VPN authentication errors are typically caused by a configuration mismatch between the SDDC and on-premises VPN endpoints. While these typically prevent the VPN from coming up at creation, they can also bring down a working VPN when one of the endpoints is reconfigured.

Problem

A new VPN fails to come up after creation, or a working VPN fails after one of the ends has been updated or reconfigured.

Cause

IKE negotiation has two phases:
  • In Phase 1, the peer endpoints establish an IKE Security Association (SA), which provides a secure channel for communication between the endpoints.
  • In Phase 2, the endpoints use the SA to negotiate a key exchange using the pre-shared key you entered when you created the VPN.
Phase 1 errors can arise when the Remote ID and Local ID values are inconsistent. Phase 2 errors can arise when the peers are configured with different pre-shared keys.

Solution

  1. Verify that the pre-shared key is exactly the same on each side.
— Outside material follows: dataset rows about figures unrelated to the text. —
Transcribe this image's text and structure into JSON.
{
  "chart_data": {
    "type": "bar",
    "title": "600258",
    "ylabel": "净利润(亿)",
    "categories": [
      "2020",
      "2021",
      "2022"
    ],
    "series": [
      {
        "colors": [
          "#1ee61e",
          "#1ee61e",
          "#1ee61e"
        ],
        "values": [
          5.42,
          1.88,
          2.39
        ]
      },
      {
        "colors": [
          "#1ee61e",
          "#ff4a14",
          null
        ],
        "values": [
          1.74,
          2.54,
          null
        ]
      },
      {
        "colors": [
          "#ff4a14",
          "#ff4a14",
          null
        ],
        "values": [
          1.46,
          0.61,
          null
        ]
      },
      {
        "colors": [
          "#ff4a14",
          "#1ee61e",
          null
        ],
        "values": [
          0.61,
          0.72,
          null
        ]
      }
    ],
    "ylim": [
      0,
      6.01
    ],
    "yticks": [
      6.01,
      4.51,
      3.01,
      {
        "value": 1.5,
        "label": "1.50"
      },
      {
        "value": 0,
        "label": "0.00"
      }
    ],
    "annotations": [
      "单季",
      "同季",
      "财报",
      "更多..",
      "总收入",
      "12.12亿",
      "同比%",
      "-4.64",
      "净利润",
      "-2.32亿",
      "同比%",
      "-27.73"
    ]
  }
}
Be sure to check for the presence of whitespace on either end of the key string.
  2. If you use special characters in the pre-shared key, try using a pre-shared key that does not contain special characters, in case one side does not correctly interpret them.
  3. Ensure that the Remote ID on each side matches the Local ID used by the peer. Normally this will be the public IP address, but when one side is behind a NAT router, it may instead use its private IP, which will need to be manually entered as the Remote ID on the peer’s configuration. This ID forms part of the authentication so a mismatch will result in an authentication error.
  4. Ensure that the same IKE version is configured for both endpoints. VMware Cloud on AWS VPNs also provide an IKE FLEX version that should be compatible with either IKEv1 or IKEv2.
  5. Ensure that the same IKE mode is configured for both endpoints. VMware Cloud on AWS VPNs do not support IKE Aggressive mode.